Perhaps the most important reason for the fall of the Limerick Soviet was the willing inability of the national trade unions to support the strike. If a general strike had been declared across Ireland there is a strong likelihood that the Soviet movement would of spread across the country, leading to a workers republic. The lack of solidarity for the strikers left the Limerick Soviet without much meaningful material support. Although the strike cannot be called a total loss, the workers did achieve their goal of having the military permit withdrawn.
There are several lessons to be learned from the Limerick Soviet. Although it was but a brief page in the annals history, The Limerick Soviet provides a small example of what an organized proletariat can achieve when they take power into their own collective hands. However, looking back in hindsight we should also recognize where the Soviet fell short. A temporary uneasy alliance with the bourgeoisie class elements eventually played a part in the undoing of the Limerick Soviet. The reactionary class dynamics in Limerick most likely would have been easily outmaneuvered if the rest of organized workers in Ireland joined in the general strike.

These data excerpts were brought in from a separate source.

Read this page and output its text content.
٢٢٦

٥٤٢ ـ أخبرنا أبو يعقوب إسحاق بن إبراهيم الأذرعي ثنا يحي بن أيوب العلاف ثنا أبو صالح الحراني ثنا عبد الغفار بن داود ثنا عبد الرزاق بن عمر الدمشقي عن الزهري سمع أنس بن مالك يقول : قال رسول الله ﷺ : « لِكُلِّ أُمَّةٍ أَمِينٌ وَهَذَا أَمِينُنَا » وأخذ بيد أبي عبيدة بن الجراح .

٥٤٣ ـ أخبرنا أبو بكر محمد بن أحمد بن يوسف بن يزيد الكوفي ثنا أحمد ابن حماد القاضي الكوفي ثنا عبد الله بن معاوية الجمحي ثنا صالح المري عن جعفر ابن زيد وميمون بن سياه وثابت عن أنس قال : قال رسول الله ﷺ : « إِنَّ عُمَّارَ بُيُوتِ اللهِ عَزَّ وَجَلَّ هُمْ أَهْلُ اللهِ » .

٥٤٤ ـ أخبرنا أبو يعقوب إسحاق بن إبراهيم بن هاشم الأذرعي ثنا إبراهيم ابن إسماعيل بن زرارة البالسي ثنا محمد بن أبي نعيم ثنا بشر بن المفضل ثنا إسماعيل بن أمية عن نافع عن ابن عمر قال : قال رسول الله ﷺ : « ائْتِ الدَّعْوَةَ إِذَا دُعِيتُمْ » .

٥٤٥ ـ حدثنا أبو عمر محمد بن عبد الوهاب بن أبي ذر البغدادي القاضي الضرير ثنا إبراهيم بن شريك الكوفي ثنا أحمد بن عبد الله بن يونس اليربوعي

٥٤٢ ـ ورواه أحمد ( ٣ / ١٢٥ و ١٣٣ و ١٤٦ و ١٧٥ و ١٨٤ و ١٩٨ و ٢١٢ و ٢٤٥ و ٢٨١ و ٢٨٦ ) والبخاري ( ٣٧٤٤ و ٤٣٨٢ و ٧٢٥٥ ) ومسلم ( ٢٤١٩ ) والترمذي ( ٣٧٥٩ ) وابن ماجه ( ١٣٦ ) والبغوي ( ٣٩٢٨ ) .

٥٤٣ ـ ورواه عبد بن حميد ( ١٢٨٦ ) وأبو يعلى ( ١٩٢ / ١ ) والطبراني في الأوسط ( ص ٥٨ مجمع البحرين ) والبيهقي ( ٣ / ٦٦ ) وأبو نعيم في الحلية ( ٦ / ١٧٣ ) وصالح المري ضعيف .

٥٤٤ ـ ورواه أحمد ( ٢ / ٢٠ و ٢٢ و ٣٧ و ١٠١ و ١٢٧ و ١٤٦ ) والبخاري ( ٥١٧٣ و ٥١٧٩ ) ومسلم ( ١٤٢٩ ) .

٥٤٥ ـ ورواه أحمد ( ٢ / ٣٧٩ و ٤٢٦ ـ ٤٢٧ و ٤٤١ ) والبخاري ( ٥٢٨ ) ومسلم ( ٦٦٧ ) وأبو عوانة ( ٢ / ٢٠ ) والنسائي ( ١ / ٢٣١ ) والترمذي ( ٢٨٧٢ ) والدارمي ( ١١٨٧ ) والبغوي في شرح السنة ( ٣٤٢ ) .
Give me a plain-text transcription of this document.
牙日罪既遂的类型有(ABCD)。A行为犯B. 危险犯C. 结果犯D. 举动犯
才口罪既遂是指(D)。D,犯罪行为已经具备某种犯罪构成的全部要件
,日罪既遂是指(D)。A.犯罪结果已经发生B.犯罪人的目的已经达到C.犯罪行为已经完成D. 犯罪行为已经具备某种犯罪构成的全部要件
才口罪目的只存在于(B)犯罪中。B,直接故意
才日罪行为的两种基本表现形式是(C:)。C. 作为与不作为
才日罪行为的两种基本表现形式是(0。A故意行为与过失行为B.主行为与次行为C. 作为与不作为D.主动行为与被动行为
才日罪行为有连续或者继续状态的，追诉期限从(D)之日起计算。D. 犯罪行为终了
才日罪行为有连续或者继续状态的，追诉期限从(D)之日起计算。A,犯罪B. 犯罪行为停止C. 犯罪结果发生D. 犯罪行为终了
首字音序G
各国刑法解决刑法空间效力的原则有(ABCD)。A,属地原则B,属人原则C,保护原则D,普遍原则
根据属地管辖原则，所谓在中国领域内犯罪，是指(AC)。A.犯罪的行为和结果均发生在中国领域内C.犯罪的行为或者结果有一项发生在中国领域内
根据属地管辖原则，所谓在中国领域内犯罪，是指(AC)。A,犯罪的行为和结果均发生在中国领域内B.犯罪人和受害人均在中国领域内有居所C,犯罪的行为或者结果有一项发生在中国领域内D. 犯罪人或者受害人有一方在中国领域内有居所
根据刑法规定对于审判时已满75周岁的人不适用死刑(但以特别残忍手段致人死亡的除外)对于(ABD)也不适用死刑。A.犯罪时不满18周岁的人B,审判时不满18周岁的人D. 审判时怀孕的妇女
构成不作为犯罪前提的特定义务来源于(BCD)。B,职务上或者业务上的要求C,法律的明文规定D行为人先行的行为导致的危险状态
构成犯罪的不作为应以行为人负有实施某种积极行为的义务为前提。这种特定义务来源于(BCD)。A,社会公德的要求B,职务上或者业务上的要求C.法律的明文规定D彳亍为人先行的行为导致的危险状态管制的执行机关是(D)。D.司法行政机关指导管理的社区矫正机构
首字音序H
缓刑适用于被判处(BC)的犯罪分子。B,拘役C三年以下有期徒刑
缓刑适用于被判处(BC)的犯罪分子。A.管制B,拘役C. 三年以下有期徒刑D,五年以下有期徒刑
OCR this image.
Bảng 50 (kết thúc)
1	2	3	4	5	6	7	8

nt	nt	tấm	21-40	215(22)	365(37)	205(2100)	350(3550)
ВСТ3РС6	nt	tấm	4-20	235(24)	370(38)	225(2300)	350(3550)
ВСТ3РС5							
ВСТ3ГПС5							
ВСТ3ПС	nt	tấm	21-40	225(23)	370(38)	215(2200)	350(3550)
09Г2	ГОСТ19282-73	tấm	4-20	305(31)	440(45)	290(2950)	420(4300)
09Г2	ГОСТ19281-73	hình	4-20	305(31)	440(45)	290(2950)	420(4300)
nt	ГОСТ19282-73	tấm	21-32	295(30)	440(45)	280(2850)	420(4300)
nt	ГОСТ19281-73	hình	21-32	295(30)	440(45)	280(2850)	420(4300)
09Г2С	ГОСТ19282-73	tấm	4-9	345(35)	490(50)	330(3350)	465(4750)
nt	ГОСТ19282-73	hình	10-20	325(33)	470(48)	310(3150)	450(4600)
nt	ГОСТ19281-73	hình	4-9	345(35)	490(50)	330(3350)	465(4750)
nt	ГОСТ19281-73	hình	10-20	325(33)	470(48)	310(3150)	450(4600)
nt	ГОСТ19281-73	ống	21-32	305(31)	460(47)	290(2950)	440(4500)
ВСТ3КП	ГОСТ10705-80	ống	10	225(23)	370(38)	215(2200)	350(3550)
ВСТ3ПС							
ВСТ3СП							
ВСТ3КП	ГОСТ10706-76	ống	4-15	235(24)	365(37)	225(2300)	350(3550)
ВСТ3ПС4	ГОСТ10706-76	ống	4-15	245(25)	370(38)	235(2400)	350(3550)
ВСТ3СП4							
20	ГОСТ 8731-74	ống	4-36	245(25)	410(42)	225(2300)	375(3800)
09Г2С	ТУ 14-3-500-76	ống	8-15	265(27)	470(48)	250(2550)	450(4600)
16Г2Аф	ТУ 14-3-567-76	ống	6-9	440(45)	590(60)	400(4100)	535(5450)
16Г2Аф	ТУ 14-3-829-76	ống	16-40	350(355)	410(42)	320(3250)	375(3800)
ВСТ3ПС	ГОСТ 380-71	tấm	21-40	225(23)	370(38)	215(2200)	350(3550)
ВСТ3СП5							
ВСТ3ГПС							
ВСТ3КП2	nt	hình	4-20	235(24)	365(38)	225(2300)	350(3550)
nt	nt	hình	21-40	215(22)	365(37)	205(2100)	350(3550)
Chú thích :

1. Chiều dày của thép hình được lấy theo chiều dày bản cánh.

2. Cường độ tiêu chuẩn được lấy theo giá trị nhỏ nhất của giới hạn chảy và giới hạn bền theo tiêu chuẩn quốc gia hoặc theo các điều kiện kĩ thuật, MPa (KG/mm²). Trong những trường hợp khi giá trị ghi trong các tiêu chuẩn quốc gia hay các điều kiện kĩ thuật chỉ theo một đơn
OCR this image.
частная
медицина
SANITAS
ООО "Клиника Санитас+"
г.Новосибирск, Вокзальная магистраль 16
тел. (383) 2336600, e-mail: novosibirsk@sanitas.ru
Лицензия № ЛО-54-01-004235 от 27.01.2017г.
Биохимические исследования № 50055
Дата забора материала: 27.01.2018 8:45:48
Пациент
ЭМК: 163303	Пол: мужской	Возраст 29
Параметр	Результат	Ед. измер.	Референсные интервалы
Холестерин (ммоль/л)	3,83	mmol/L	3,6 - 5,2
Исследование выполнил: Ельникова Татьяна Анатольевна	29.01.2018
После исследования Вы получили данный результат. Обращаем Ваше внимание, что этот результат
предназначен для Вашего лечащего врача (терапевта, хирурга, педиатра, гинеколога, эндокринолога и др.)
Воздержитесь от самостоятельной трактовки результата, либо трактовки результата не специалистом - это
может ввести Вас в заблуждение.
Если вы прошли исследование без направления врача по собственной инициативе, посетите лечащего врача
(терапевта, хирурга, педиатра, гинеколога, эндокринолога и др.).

Looking forward, a modern socialist revolution may have to make a similar temporary uneasy alliance with bourgeoisie class elements. Revolutionary socialist history has shown one primary example to mind is Mao’s temporary alliance with the nationalist Kuomintang in order to defeat the invading Japanese imperialist army. However, socialists should always understand that these alliances are only for agreeable situations and are strictly temporary. Socialists should also recognize the grave importance of a well-organized and unified working class. Through the organized proletariat a revolution will run fewer risks of being isolated and cut off from support.
Perhaps one of the biggest achievements of the Limerick Soviet was the fact the workers of Limerick managed to gain control over Ireland’s 5th largest city without even firing a shot. The Soviet also showcased the creativity and ingenuity of the working class’s ability to solve complex problems of production and distribution. The Soviet strikers of Limerick provided a fleeting glimpse into the possibility of new social and economic system, one of which that is run by the working class and for the working class. “For two short weeks, the city had shown Ireland the vision of the Workers’ Republic.”